Developing and user-testing Decision boxes to facilitate shared decision making in primary care - a study protocol
1 Research Center of the CHUQ, Saint-Francois d'Assise Hospital, Quebec City, Canada
2 Dept de médecine familiale et de médecine d'urgence, University Laval, Quebec city, Canada
3 Dept of Family Medicine, McGill University, Montreal, Canada
4 Dept of Clinical Epidemiology and Biostatistics and Department of Medicine, McMaster University, Hamilton, Canada
BMC Medical Informatics and Decision Making 2011, 11:17 doi:10.1186/1472-6947-11-17Published: 9 March 2011
Applying evidence is one of the most challenging steps of evidence-based clinical practice. Healthcare professionals have difficulty interpreting evidence and translating it to patients. Decision boxes are summaries of the most important benefits and harms of diagnostic, therapeutic, and preventive health interventions provided to healthcare professionals before they meet the patient. Our hypothesis is that Decision boxes will prepare clinicians to help patients make informed value-based decisions. By acting as primers, the boxes will enhance the application of evidence-based practices and increase shared decision making during the clinical encounter.

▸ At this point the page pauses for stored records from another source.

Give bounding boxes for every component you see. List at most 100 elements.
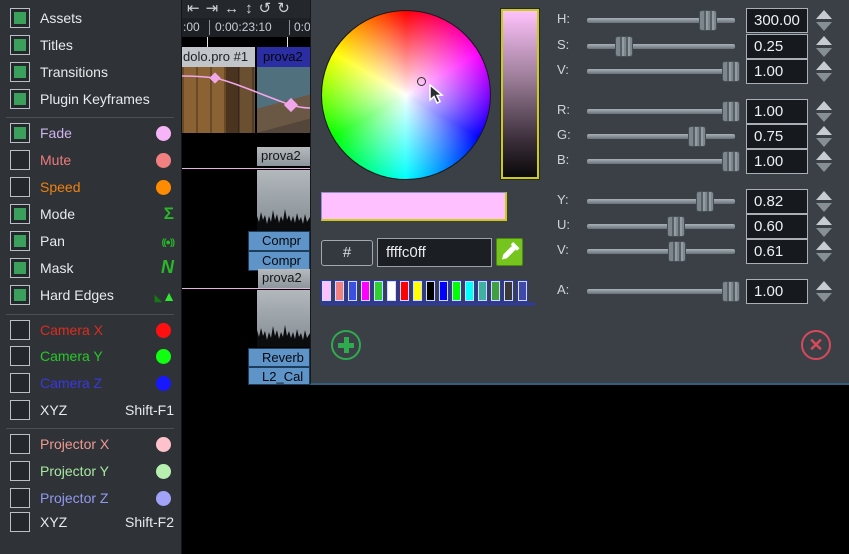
red-slider[interactable] [586,108,736,115]
saturation-spinner[interactable] [815,35,833,58]
spin-down-icon[interactable] [816,48,832,57]
menu-item-fade[interactable]: Fade [0,122,182,146]
plugin-bar[interactable]: Compr [248,251,310,271]
menu-item-pan[interactable]: Pan ((●)) [0,230,182,254]
camera-z-checkbox[interactable] [10,373,30,393]
green-slider[interactable] [586,133,736,140]
saturation-slider-handle[interactable] [615,36,633,57]
fade-curve[interactable] [182,47,310,137]
v-value[interactable]: 0.61 [746,239,808,264]
value-slider[interactable] [586,68,736,75]
menu-item-mode[interactable]: Mode Σ [0,203,182,227]
alpha-slider-handle[interactable] [722,281,740,302]
value-spinner[interactable] [815,60,833,83]
camera-y-checkbox[interactable] [10,346,30,366]
green-spinner[interactable] [815,125,833,148]
value-slider-handle[interactable] [722,61,740,82]
spin-down-icon[interactable] [816,163,832,172]
titles-checkbox[interactable] [10,35,30,55]
spin-down-icon[interactable] [816,203,832,212]
spin-down-icon[interactable] [816,22,832,31]
menu-item-assets[interactable]: Assets [0,7,182,31]
menu-item-projector-z[interactable]: Projector Z [0,487,182,511]
audio-clip-title[interactable]: prova2 [258,269,310,288]
red-spinner[interactable] [815,100,833,123]
luma-slider-handle[interactable] [696,191,714,212]
spin-up-icon[interactable] [816,10,832,19]
menu-item-transitions[interactable]: Transitions [0,61,182,85]
next-edit-icon[interactable]: ⇥ [206,0,219,17]
fade-keyframe[interactable] [209,72,220,83]
spin-up-icon[interactable] [816,126,832,135]
menu-item-speed[interactable]: Speed [0,176,182,200]
luma-spinner[interactable] [815,190,833,213]
prev-edit-icon[interactable]: ⇤ [187,0,200,17]
fit-autos-icon[interactable]: ↕ [245,0,253,17]
spin-up-icon[interactable] [816,191,832,200]
audio-waveform-area[interactable] [257,170,310,231]
luma-value[interactable]: 0.82 [746,189,808,214]
alpha-value[interactable]: 1.00 [746,279,808,304]
spin-down-icon[interactable] [816,138,832,147]
menu-item-mask[interactable]: Mask N [0,257,182,281]
saturation-slider[interactable] [586,43,736,50]
alpha-spinner[interactable] [815,280,833,303]
luma-slider[interactable] [586,198,736,205]
spin-up-icon[interactable] [816,241,832,250]
menu-item-camera-y[interactable]: Camera Y [0,345,182,369]
fade-checkbox[interactable] [10,123,30,143]
menu-item-mute[interactable]: Mute [0,149,182,173]
alpha-slider[interactable] [586,288,736,295]
hue-slider[interactable] [586,17,736,24]
v-spinner[interactable] [815,240,833,263]
undo-icon[interactable]: ↺ [259,0,272,17]
v-slider-handle[interactable] [668,241,686,262]
menu-item-projector-xyz[interactable]: XYZ Shift-F2 [0,511,182,535]
spin-up-icon[interactable] [816,61,832,70]
spin-down-icon[interactable] [816,73,832,82]
u-spinner[interactable] [815,215,833,238]
transitions-checkbox[interactable] [10,62,30,82]
spin-down-icon[interactable] [816,113,832,122]
spin-down-icon[interactable] [816,253,832,262]
speed-checkbox[interactable] [10,177,30,197]
spin-up-icon[interactable] [816,36,832,45]
u-slider-handle[interactable] [667,216,685,237]
hue-spinner[interactable] [815,9,833,32]
spin-up-icon[interactable] [816,151,832,160]
red-value[interactable]: 1.00 [746,99,808,124]
v-slider[interactable] [586,248,736,255]
cancel-button[interactable]: ✕ [801,330,831,360]
redo-icon[interactable]: ↻ [277,0,290,17]
plugin-bar[interactable]: Reverb [248,348,310,367]
value-value[interactable]: 1.00 [746,59,808,84]
u-value[interactable]: 0.60 [746,214,808,239]
fit-selection-icon[interactable]: ↔ [224,0,239,17]
pan-checkbox[interactable] [10,231,30,251]
plugin-keyframes-checkbox[interactable] [10,89,30,109]
assets-checkbox[interactable] [10,8,30,28]
hue-value[interactable]: 300.00 [746,8,808,33]
menu-item-plugin-keyframes[interactable]: Plugin Keyframes [0,88,182,112]
camera-x-checkbox[interactable] [10,320,30,340]
audio-waveform-area[interactable] [257,290,310,347]
mask-checkbox[interactable] [10,258,30,278]
spin-down-icon[interactable] [816,228,832,237]
menu-item-camera-xyz[interactable]: XYZ Shift-F1 [0,399,182,423]
menu-item-camera-z[interactable]: Camera Z [0,372,182,396]
red-slider-handle[interactable] [722,101,740,122]
projector-z-checkbox[interactable] [10,488,30,508]
ok-button[interactable] [331,330,361,360]
blue-slider[interactable] [586,158,736,165]
spin-up-icon[interactable] [816,101,832,110]
camera-xyz-checkbox[interactable] [10,400,30,420]
saturation-value[interactable]: 0.25 [746,34,808,59]
spin-up-icon[interactable] [816,281,832,290]
projector-xyz-checkbox[interactable] [10,512,30,532]
menu-item-hard-edges[interactable]: Hard Edges ◣▲ [0,284,182,308]
mode-checkbox[interactable] [10,204,30,224]
plugin-bar[interactable]: L2_Cal [248,367,310,385]
menu-item-projector-y[interactable]: Projector Y [0,460,182,484]
projector-y-checkbox[interactable] [10,461,30,481]
blue-value[interactable]: 1.00 [746,149,808,174]
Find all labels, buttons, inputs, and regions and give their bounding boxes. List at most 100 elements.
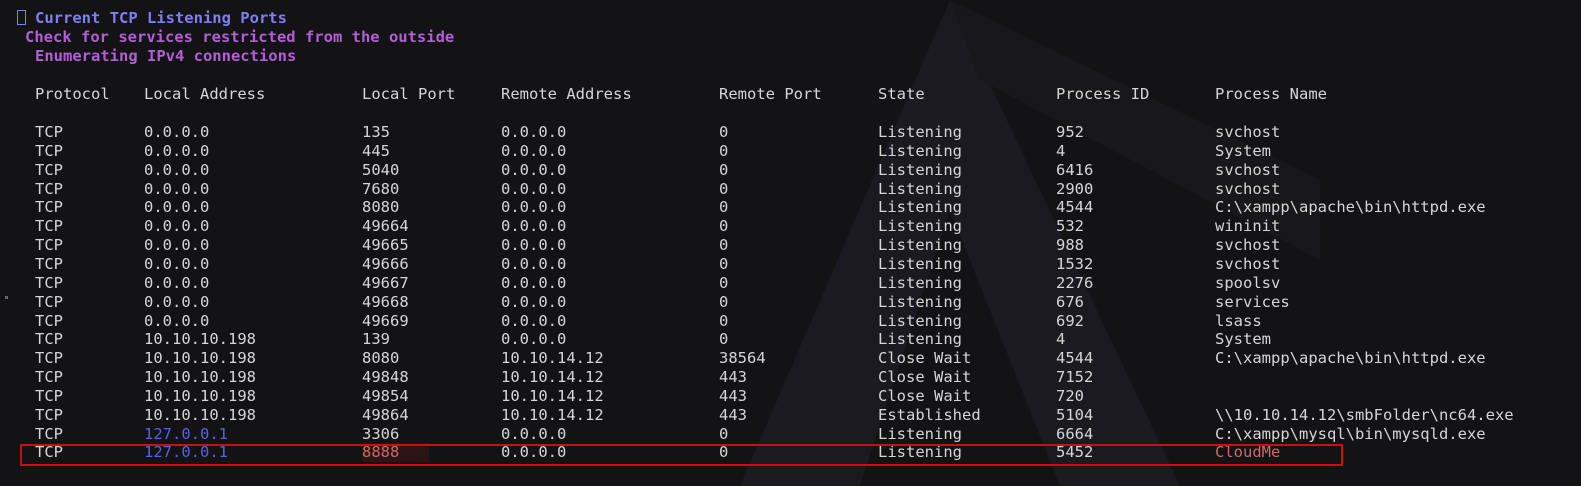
cell-local-address: 127.0.0.1 [144, 424, 228, 443]
cell-process-name: services [1215, 292, 1290, 311]
cell-process-name: \\10.10.14.12\smbFolder\nc64.exe [1215, 405, 1514, 424]
cell-local-address: 0.0.0.0 [144, 198, 210, 217]
cell-remote-port: 0 [719, 311, 729, 330]
cell-process-id: 988 [1056, 236, 1084, 255]
cell-remote-address: 0.0.0.0 [501, 292, 567, 311]
cell-process-name: System [1215, 330, 1271, 349]
cell-local-port: 49664 [362, 217, 409, 236]
cell-local-address: 0.0.0.0 [144, 123, 210, 141]
cell-state: Listening [878, 198, 962, 217]
table-row: TCP 0.0.0.0 49666 0.0.0.0 0 Listening 1532 svch… [0, 255, 1581, 274]
cell-protocol: TCP [35, 160, 63, 179]
table-row: TCP 0.0.0.0 5040 0.0.0.0 0 Listening 6416 svcho… [0, 161, 1581, 180]
cell-local-port: 3306 [362, 424, 400, 443]
cell-local-address: 127.0.0.1 [144, 443, 228, 462]
cell-remote-port: 0 [719, 123, 729, 141]
table-row: TCP 127.0.0.1 8888 0.0.0.0 0 Listening 5452 Clo… [0, 443, 1581, 463]
cell-protocol: TCP [35, 292, 63, 311]
cell-process-name: svchost [1215, 123, 1281, 141]
cell-process-id: 952 [1056, 123, 1084, 141]
cell-protocol: TCP [35, 273, 63, 292]
cell-process-name: spoolsv [1215, 273, 1281, 292]
cell-local-port: 7680 [362, 179, 400, 198]
cell-protocol: TCP [35, 368, 63, 387]
cell-protocol: TCP [35, 443, 63, 462]
cell-state: Listening [878, 443, 962, 462]
cell-state: Close Wait [878, 349, 972, 368]
cell-local-port: 49667 [362, 273, 409, 292]
cell-remote-port: 0 [719, 292, 729, 311]
table-row: TCP 0.0.0.0 49668 0.0.0.0 0 Listening 676 servi… [0, 293, 1581, 312]
table-row: TCP 0.0.0.0 135 0.0.0.0 0 Listening 952 svchost [0, 123, 1581, 142]
cell-local-address: 0.0.0.0 [144, 292, 210, 311]
cell-remote-address: 0.0.0.0 [501, 424, 567, 443]
cell-local-address: 10.10.10.198 [144, 405, 256, 424]
cell-remote-port: 0 [719, 217, 729, 236]
cell-protocol: TCP [35, 349, 63, 368]
cell-remote-address: 0.0.0.0 [501, 273, 567, 292]
cell-local-port: 49668 [362, 292, 409, 311]
cell-remote-address: 0.0.0.0 [501, 311, 567, 330]
cell-remote-port: 0 [719, 254, 729, 273]
cell-local-port: 49864 [362, 405, 409, 424]
cell-process-id: 4 [1056, 141, 1066, 160]
cell-local-address: 0.0.0.0 [144, 236, 210, 255]
cell-process-id: 6416 [1056, 160, 1094, 179]
cell-process-id: 1532 [1056, 254, 1094, 273]
cell-remote-address: 10.10.14.12 [501, 386, 604, 405]
cell-state: Listening [878, 123, 962, 141]
cell-protocol: TCP [35, 311, 63, 330]
cell-state: Listening [878, 311, 962, 330]
subsection-title: Enumerating IPv4 connections [35, 47, 297, 65]
cell-local-address: 0.0.0.0 [144, 179, 210, 198]
header-process-name: Process Name [1215, 85, 1327, 103]
cell-protocol: TCP [35, 179, 63, 198]
cell-remote-port: 443 [719, 405, 747, 424]
cell-process-id: 676 [1056, 292, 1084, 311]
cell-remote-address: 10.10.14.12 [501, 368, 604, 387]
table-row: TCP 10.10.10.198 49848 10.10.14.12 443 Close … [0, 368, 1581, 387]
cell-local-address: 0.0.0.0 [144, 217, 210, 236]
cell-local-address: 10.10.10.198 [144, 386, 256, 405]
cell-state: Listening [878, 141, 962, 160]
cell-process-name: svchost [1215, 254, 1281, 273]
cell-local-port: 8080 [362, 198, 400, 217]
cell-remote-address: 0.0.0.0 [501, 330, 567, 349]
cell-local-address: 0.0.0.0 [144, 254, 210, 273]
table-row: TCP 0.0.0.0 49667 0.0.0.0 0 Listening 2276 spoo… [0, 274, 1581, 293]
cell-local-port: 135 [362, 123, 390, 141]
table-row: TCP 10.10.10.198 139 0.0.0.0 0 Listening 4 Syst… [0, 330, 1581, 349]
cell-protocol: TCP [35, 405, 63, 424]
cell-local-port: 8888 [362, 443, 430, 463]
cell-protocol: TCP [35, 424, 63, 443]
cell-local-port: 49665 [362, 236, 409, 255]
table-header: Protocol Local Address Local Port Remote… [0, 85, 1581, 104]
cell-remote-port: 0 [719, 141, 729, 160]
cell-remote-address: 0.0.0.0 [501, 123, 567, 141]
cell-remote-port: 38564 [719, 349, 766, 368]
cell-protocol: TCP [35, 198, 63, 217]
cell-state: Listening [878, 179, 962, 198]
section-title-text: Current TCP Listening Ports [35, 9, 287, 27]
header-remote-address: Remote Address [501, 85, 632, 103]
cell-remote-port: 0 [719, 273, 729, 292]
cell-local-address: 0.0.0.0 [144, 311, 210, 330]
cell-protocol: TCP [35, 217, 63, 236]
table-row: TCP 0.0.0.0 49665 0.0.0.0 0 Listening 988 svcho… [0, 236, 1581, 255]
cell-remote-port: 0 [719, 236, 729, 255]
cell-state: Close Wait [878, 368, 972, 387]
header-protocol: Protocol [35, 85, 110, 103]
cell-process-id: 2276 [1056, 273, 1094, 292]
cell-process-name: svchost [1215, 160, 1281, 179]
table-row: TCP 10.10.10.198 49854 10.10.14.12 443 Close … [0, 387, 1581, 406]
cell-state: Listening [878, 292, 962, 311]
cell-state: Listening [878, 273, 962, 292]
cell-local-address: 0.0.0.0 [144, 141, 210, 160]
cell-process-name: System [1215, 141, 1271, 160]
cell-state: Listening [878, 236, 962, 255]
table-row: TCP 127.0.0.1 3306 0.0.0.0 0 Listening 6664 C:\… [0, 425, 1581, 444]
cell-local-address: 10.10.10.198 [144, 368, 256, 387]
cell-remote-port: 0 [719, 160, 729, 179]
cell-remote-address: 0.0.0.0 [501, 198, 567, 217]
cell-local-port: 49669 [362, 311, 409, 330]
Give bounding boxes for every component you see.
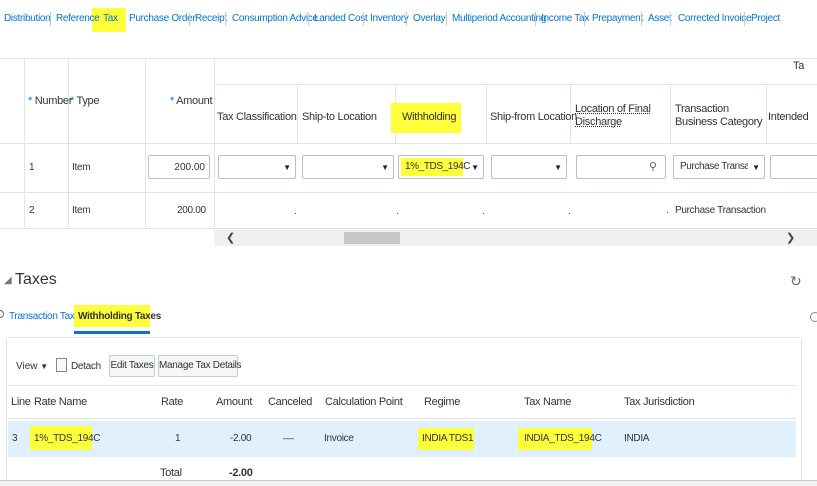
- view-menu[interactable]: View ▼: [16, 361, 48, 372]
- business-category-select[interactable]: Purchase Transacti ▼: [673, 155, 765, 179]
- tax-rate-name: 1%_TDS_194C: [34, 433, 101, 444]
- tab-distribution[interactable]: Distribution: [4, 8, 51, 30]
- intended-field[interactable]: [770, 155, 817, 179]
- column-header-tax-jurisdiction[interactable]: Tax Jurisdiction: [624, 396, 695, 408]
- column-header-tax-name[interactable]: Tax Name: [524, 396, 571, 408]
- search-icon[interactable]: ⚲: [649, 160, 657, 173]
- scroll-left-icon[interactable]: ❮: [226, 231, 235, 244]
- column-header-business-category[interactable]: Transaction Business Category: [675, 103, 767, 129]
- column-header-number[interactable]: * Number: [28, 95, 72, 108]
- column-header-line[interactable]: Line: [11, 396, 31, 408]
- detach-button[interactable]: Detach: [71, 361, 101, 372]
- column-header-final-discharge[interactable]: Location of Final Discharge: [575, 103, 665, 129]
- line-amount: 200.00: [177, 205, 206, 216]
- collapse-triangle-icon[interactable]: ◢: [4, 275, 12, 286]
- tab-asset[interactable]: Asset: [648, 8, 672, 30]
- refresh-icon[interactable]: ↻: [790, 273, 802, 290]
- tab-purchase-order[interactable]: Purchase Order: [129, 8, 196, 30]
- table-row[interactable]: [8, 421, 796, 457]
- tab-landed-cost[interactable]: Landed Cost: [314, 8, 368, 30]
- tax-jurisdiction: INDIA: [624, 433, 650, 444]
- line-business-category: Purchase Transaction: [675, 205, 766, 216]
- column-header-amount[interactable]: Amount: [216, 396, 252, 408]
- manage-tax-details-button[interactable]: Manage Tax Details: [158, 355, 242, 377]
- tab-corrected-invoice[interactable]: Corrected Invoice: [678, 8, 752, 30]
- tax-calculation-point: Invoice: [324, 433, 354, 444]
- column-header-regime[interactable]: Regime: [424, 396, 460, 408]
- tax-regime: INDIA TDS1: [422, 433, 474, 444]
- column-header-canceled[interactable]: Canceled: [268, 396, 312, 408]
- column-header-tax-classification[interactable]: Tax Classification: [217, 111, 297, 124]
- chevron-down-icon: ▼: [554, 163, 562, 172]
- line-type: Item: [72, 205, 91, 216]
- line-type: Item: [72, 162, 91, 173]
- tab-consumption-advice[interactable]: Consumption Advice: [232, 8, 318, 30]
- chevron-down-icon: ▼: [381, 163, 389, 172]
- ship-from-select[interactable]: ▼: [491, 155, 567, 179]
- withholding-select[interactable]: 1%_TDS_194C ▼: [398, 155, 484, 179]
- tab-income-tax[interactable]: Income Tax: [541, 8, 589, 30]
- tab-bar: Distribution Reference Tax Purchase Orde…: [0, 8, 817, 32]
- tax-amount: -2.00: [230, 433, 252, 444]
- taxes-section-title: Taxes: [15, 271, 57, 288]
- tab-withholding-taxes[interactable]: Withholding Taxes: [78, 311, 161, 322]
- line-number: 1: [29, 162, 35, 173]
- line-number: 2: [29, 205, 35, 216]
- column-header-cut: Ta: [793, 60, 805, 72]
- tab-multiperiod-accounting[interactable]: Multiperiod Accounting: [452, 8, 546, 30]
- window-bottom-bar: [0, 480, 817, 486]
- column-header-type[interactable]: * Type: [70, 95, 99, 108]
- scrollbar-thumb[interactable]: [344, 232, 400, 244]
- chevron-down-icon: ▼: [752, 163, 760, 172]
- column-header-intended[interactable]: Intended: [768, 111, 809, 124]
- chevron-down-icon: ▼: [283, 163, 291, 172]
- tab-inventory[interactable]: Inventory: [370, 8, 409, 30]
- tab-overlay[interactable]: Overlay: [413, 8, 446, 30]
- final-discharge-field[interactable]: ⚲: [576, 155, 666, 179]
- chevron-down-icon: ▼: [471, 163, 479, 172]
- tab-project[interactable]: Project: [751, 8, 780, 30]
- column-header-rate-name[interactable]: Rate Name: [34, 396, 87, 408]
- radio-icon: [0, 310, 4, 318]
- tax-canceled: __: [283, 429, 294, 440]
- tab-receipt[interactable]: Receipt: [195, 8, 227, 30]
- amount-field[interactable]: 200.00: [148, 155, 210, 179]
- column-header-calculation-point[interactable]: Calculation Point: [325, 396, 403, 408]
- column-header-ship-from[interactable]: Ship-from Location: [490, 111, 577, 124]
- tab-tax[interactable]: Tax: [103, 8, 118, 30]
- horizontal-scrollbar[interactable]: ❮ ❯: [214, 230, 817, 246]
- tab-prepayment[interactable]: Prepayment: [592, 8, 643, 30]
- tax-classification-select[interactable]: ▼: [218, 155, 296, 179]
- tax-rate: 1: [175, 433, 181, 444]
- tab-reference[interactable]: Reference: [56, 8, 100, 30]
- total-label: Total: [160, 467, 182, 479]
- edit-taxes-button[interactable]: Edit Taxes: [109, 355, 155, 377]
- column-header-withholding[interactable]: Withholding: [402, 111, 456, 124]
- column-header-rate[interactable]: Rate: [161, 396, 183, 408]
- tax-line-number: 3: [12, 433, 18, 444]
- column-header-amount[interactable]: * Amount: [170, 95, 213, 108]
- scroll-right-icon[interactable]: ❯: [786, 231, 795, 244]
- total-value: -2.00: [229, 467, 253, 479]
- detach-icon[interactable]: [56, 358, 67, 372]
- active-tab-indicator: [74, 331, 150, 334]
- tax-name: INDIA_TDS_194C: [524, 433, 602, 444]
- column-header-ship-to[interactable]: Ship-to Location: [302, 111, 377, 124]
- ship-to-select[interactable]: ▼: [302, 155, 394, 179]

The objectives of this study are to provide a framework for developing Decision boxes and testing their value to users.
We will begin by developing Decision box prototypes for 10 clinical conditions or topics based on a review of the research on risk communication. We will present two prototypes to purposeful samples of 16 family physicians distributed in two focus groups, and 32 patients distributed in four focus groups. We will use the User Experience Model framework to explore users' perceptions of the content and format of each prototype. All discussions will be transcribed, and two researchers will independently perform a hybrid deductive/inductive thematic qualitative analysis of the data. The coding scheme will be developed a priori from the User Experience Model's seven themes (valuable, usable, credible, useful, desirable, accessible and findable), and will include new themes suggested by the data (inductive analysis). Key findings will be triangulated using additional publications on the design of tools to improve risk communication. All 10 Decision boxes will be modified in light of our findings.
This study will produce a robust framework for developing and testing Decision boxes that will serve healthcare professionals and patients alike. It is the first step in the development and implementation of a new tool that should facilitate decision making in clinical practice.